I'm writing data to a CSV file in Python. The data is in Unicode-8. I've written several rows successfully. However, a part of the data from column B is written to column A. The data already includes commas and numbers in English along with Arabic text.
I also checked in NotePad that the text is between double quotations, and it seems OK, but in MS Office and LibreOffice preview, it doesn't look OK. When it's open after the preview in LibreOffice, it looks fine. Here are my trials:
with open(df_path, "w", newline="", encoding="utf-8") as csv_file:
writer = csv.DictWriter(csv_file, fieldnames=["File Name", "Content"], quoting=csv.QUOTE_ALL)
writer.writeheader()
writer.writerow({"File Name": file, "Content": txt})
with open(df_path, "w", newline="", encoding="utf-8") as csv_file:
writer = csv.writer(csv_file)
writer.writerow(["File Name", "Content"])
writer.writerow([file, '"' + txt + '"'])
with open(df_path, "w", newline="", encoding="utf-8") as csv_file:
writer = csv.DictWriter(csv_file, fieldnames=["File Name", "Content"])
writer.writeheader()
writer.writerow({"File Name": file, "Content": txt})
with open(df_path, "w", newline="", encoding="utf-8") as csv_file:
writer = csv.DictWriter(csv_file, fieldnames=["File Name", "Content"], quoting=csv.QUOTE_ALL)
writer.writeheader()
writer.writerow({"File Name": file, "Content": txt})

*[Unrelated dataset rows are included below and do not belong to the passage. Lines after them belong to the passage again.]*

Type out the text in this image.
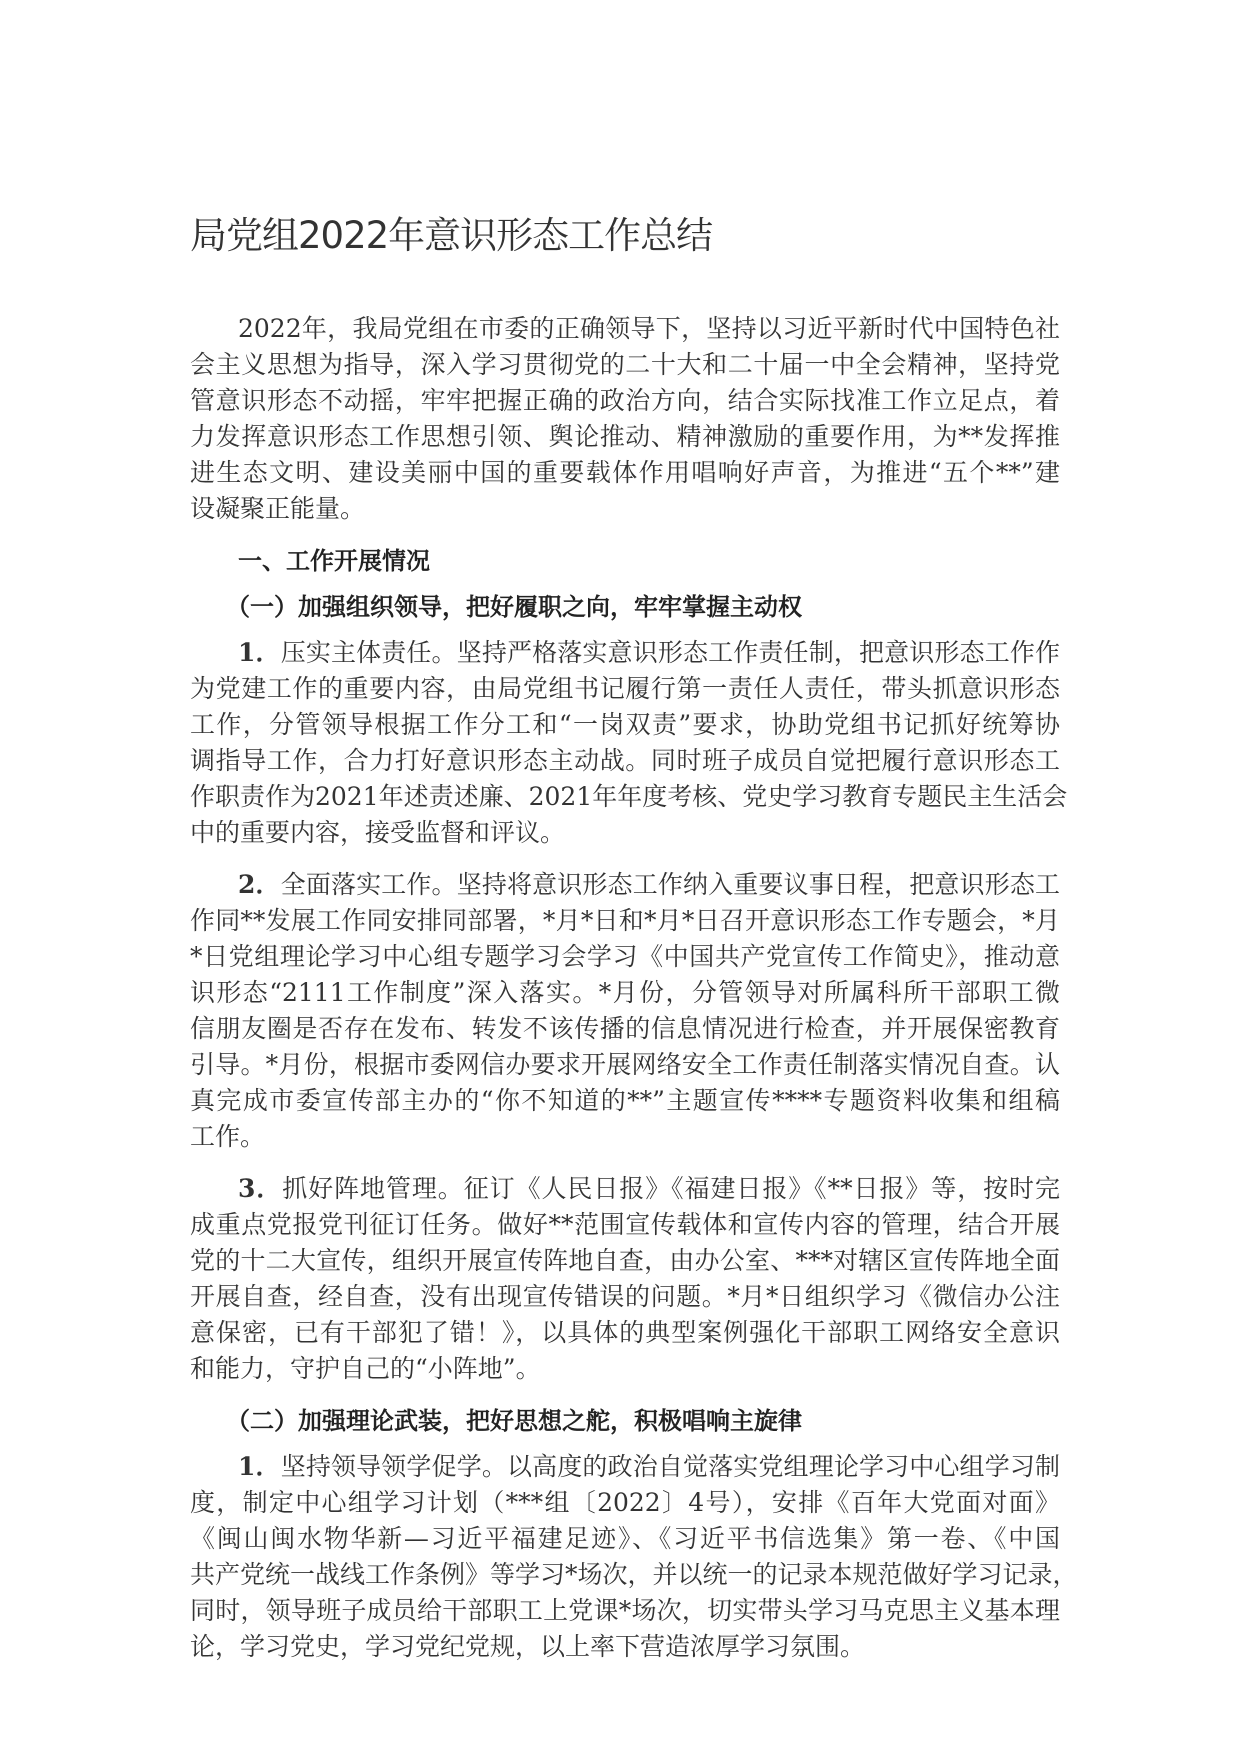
局党组2022年意识形态工作总结
2022年，我局党组在市委的正确领导下，坚持以习近平新时代中国特色社
会主义思想为指导，深入学习贯彻党的二十大和二十届一中全会精神，坚持党
管意识形态不动摇，牢牢把握正确的政治方向，结合实际找准工作立足点，着
力发挥意识形态工作思想引领、舆论推动、精神激励的重要作用，为**发挥推
进生态文明、建设美丽中国的重要载体作用唱响好声音，为推进“五个**”建
设凝聚正能量。
一、工作开展情况
（一）加强组织领导，把好履职之向，牢牢掌握主动权
1．压实主体责任。坚持严格落实意识形态工作责任制，把意识形态工作作
为党建工作的重要内容，由局党组书记履行第一责任人责任，带头抓意识形态
工作，分管领导根据工作分工和“一岗双责”要求，协助党组书记抓好统筹协
调指导工作，合力打好意识形态主动战。同时班子成员自觉把履行意识形态工
作职责作为2021年述责述廉、2021年年度考核、党史学习教育专题民主生活会
中的重要内容，接受监督和评议。
2．全面落实工作。坚持将意识形态工作纳入重要议事日程，把意识形态工
作同**发展工作同安排同部署，*月*日和*月*日召开意识形态工作专题会，*月
*日党组理论学习中心组专题学习会学习《中国共产党宣传工作简史》，推动意
识形态“2111工作制度”深入落实。*月份，分管领导对所属科所干部职工微
信朋友圈是否存在发布、转发不该传播的信息情况进行检查，并开展保密教育
引导。*月份，根据市委网信办要求开展网络安全工作责任制落实情况自查。认
真完成市委宣传部主办的“你不知道的**”主题宣传****专题资料收集和组稿
工作。
3．抓好阵地管理。征订《人民日报》《福建日报》《**日报》等，按时完
成重点党报党刊征订任务。做好**范围宣传载体和宣传内容的管理，结合开展
党的十二大宣传，组织开展宣传阵地自查，由办公室、***对辖区宣传阵地全面
开展自查，经自查，没有出现宣传错误的问题。*月*日组织学习《微信办公注
意保密，已有干部犯了错！》，以具体的典型案例强化干部职工网络安全意识
和能力，守护自己的“小阵地”。
（二）加强理论武装，把好思想之舵，积极唱响主旋律
1．坚持领导领学促学。以高度的政治自觉落实党组理论学习中心组学习制
度，制定中心组学习计划（***组〔2022〕4号），安排《百年大党面对面》
《闽山闽水物华新—习近平福建足迹》、《习近平书信选集》第一卷、《中国
共产党统一战线工作条例》等学习*场次，并以统一的记录本规范做好学习记录，
同时，领导班子成员给干部职工上党课*场次，切实带头学习马克思主义基本理
论，学习党史，学习党纪党规，以上率下营造浓厚学习氛围。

with open(df_path, "w", newline="", encoding="utf-8") as csv_file:
writer = csv.DictWriter(csv_file, fieldnames=["File Name", "Content"], delimiter=",")
writer.writeheader()
writer.writerow({"File Name": file, "Content": txt})

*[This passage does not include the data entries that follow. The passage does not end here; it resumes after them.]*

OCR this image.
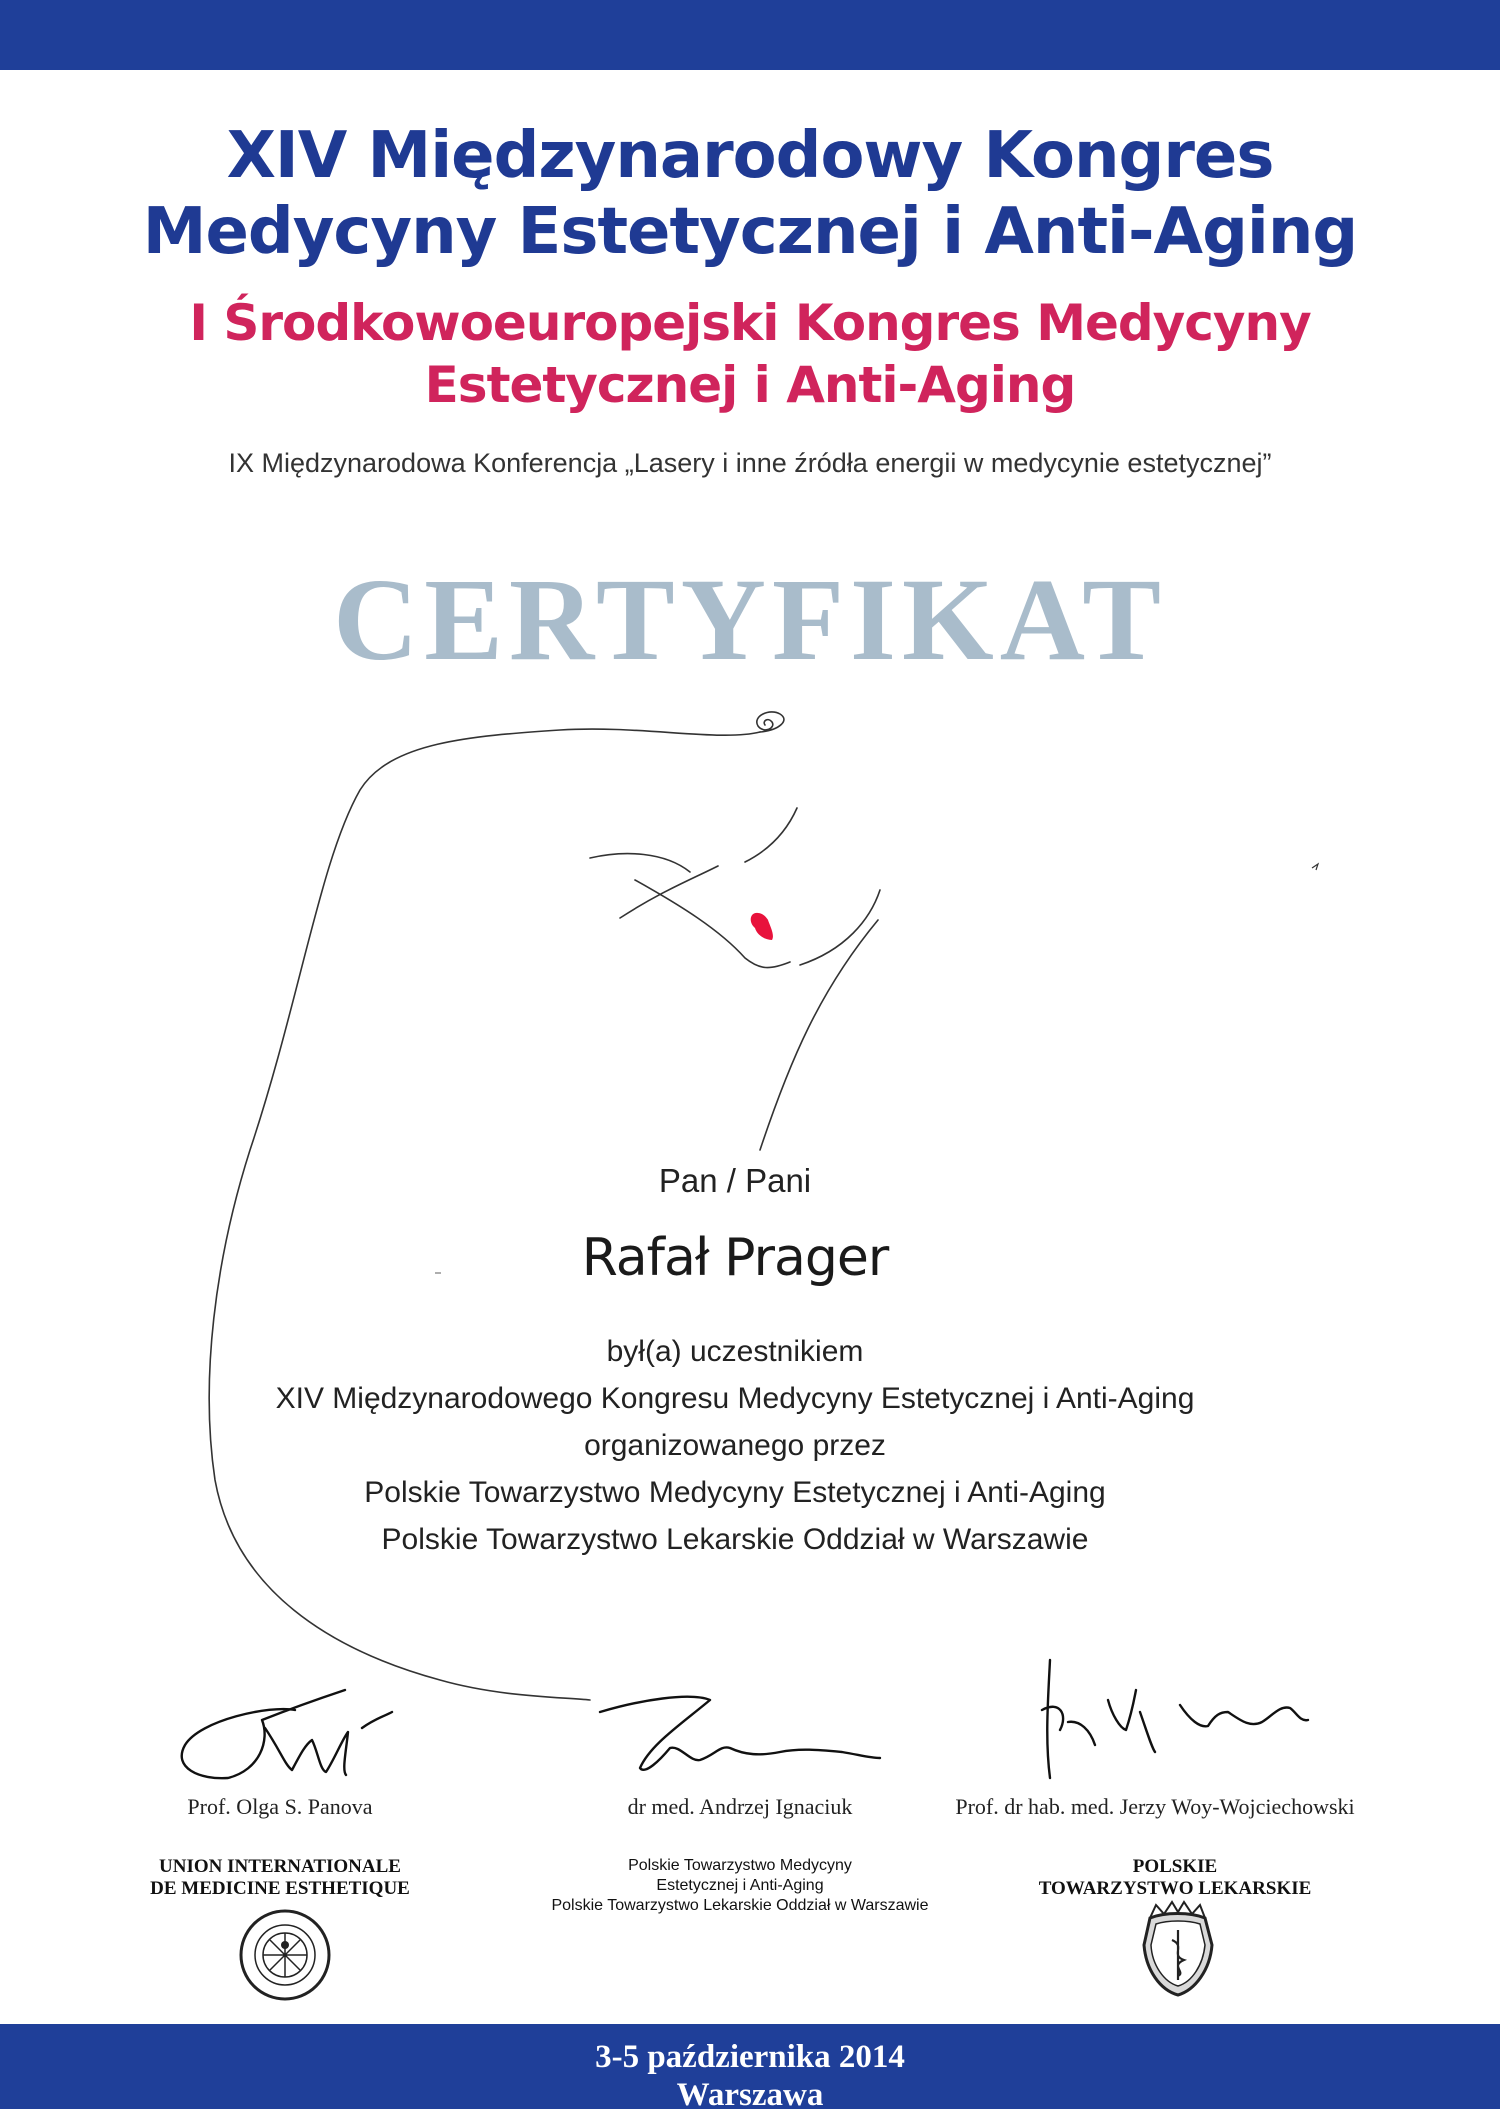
XIV Międzynarodowy Kongres
Medycyny Estetycznej i Anti-Aging
I Środkowoeuropejski Kongres Medycyny
Estetycznej i Anti-Aging
IX Międzynarodowa Konferencja „Lasery i inne źródła energii w medycynie estetycznej”
CERTYFIKAT
Pan / Pani
Rafał Prager
był(a) uczestnikiem
XIV Międzynarodowego Kongresu Medycyny Estetycznej i Anti-Aging
organizowanego przez
Polskie Towarzystwo Medycyny Estetycznej i Anti-Aging
Polskie Towarzystwo Lekarskie Oddział w Warszawie
Prof. Olga S. Panova	dr med. Andrzej Ignaciuk	Prof. dr hab. med. Jerzy Woy-Wojciechowski
UNION INTERNATIONALE
DE MEDICINE ESTHETIQUE
Polskie Towarzystwo Medycyny
Estetycznej i Anti-Aging
Polskie Towarzystwo Lekarskie Oddział w Warszawie
POLSKIE
TOWARZYSTWO LEKARSKIE
3-5 października 2014
Warszawa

What should I try to keep the data as is in column B? I can't use Pandas because I want to keep the file open instead of writing all data at once. Thanks in advance!
Edit: I cannot share the text because when I copy and paste the text, the issue disappears.
What I concluded until now is that when I add certain data to the file and check in the terminal, It shows "Unicode text, UTF-8 text, with CRLF, LF line terminators" instead of "CSV text". The first code snippet is what I use and it's what produced both.
So, unlike LibreOffice Calc, NotePad, and Google Sheets, the text was being split and appearing in the wrong columns in MS Excel only. This is even though the delimiters are the same.
The reason is that MS Excel splits text that exceeds 32767 even if it's a .csv not .xlsx file. This doesn't apply to other software. This is also why all code changes didn't solve the issue. Also, using dialect = 'excel'
doesn't solve the problem. The only solution is to split the text in the code if it exceeds the limit.